As the quantity of data available for digitally describing water systems grows, so does the need to formally organize the data so that it can be made accessible for scientific studies and management decision making. Many approaches and tools have been developed in the broader information science community. We are interested in applying these approaches and tailoring them to best accommodate water systems. This effort includes merging approaches for geospatial data developed in the geographic information sciences and for observed and modeled hydrologic data. The ultimate goal is to advance our ability to digitally describe real-world water systems with the motivation that this will lead to improved predicative capabilities.
Water scientist and engineers have developed many models for predicting the behavior of water systems. We are interested in developing methods for integrating these various models into modeling systems that are transparent and easily extended to accommodate new models and methods. The software engineering community has developed many approaches for creating such modeling systems. Our goal is to identify which of these approaches is most appropriate for the specific problem of water resource systems integration, and to show how they can be applied to create more robust water modeling systems. We believe that the organization of computer code using approaches that have been applied in software engineering (object-oriented design, component-based architectures, service-oriented architectures, etc.) will allow for more accurate representations of complicated systems and, therefore, improved model predictions.
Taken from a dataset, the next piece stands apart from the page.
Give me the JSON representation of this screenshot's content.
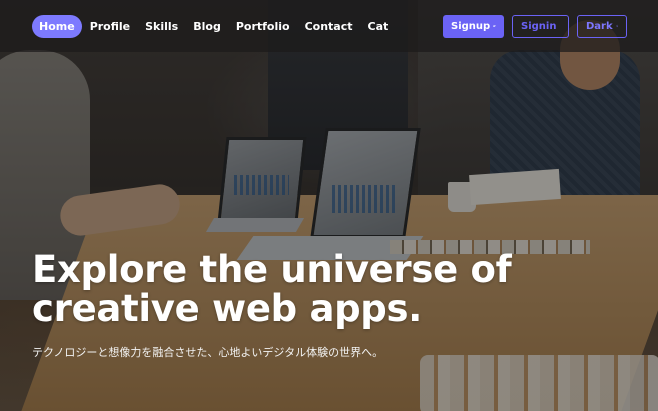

Urban infrastructure systems impact, and are impacted by, environmental and water resources systems. We are interested in developing tools and approaches that allow for civil infrastructure and environmental systems to be ‘smart’ systems with active sensing and control that allow for better capture of system interdependencies. We are researching policies to mitigate the impact of transportation infrastructure on the environment, improving the forecasting of flooding impacts on transportation systems, and the use of sensors and actuators to improve real-time and integrated management of civil infrastructure and environmental systems. A particular interest is infrastructure for coastal cities, like Norfolk and Virginia Beach, VA, common case studies for our research, where building resilient civil infrastructure systems is particularly challenging given changing environmental conditions.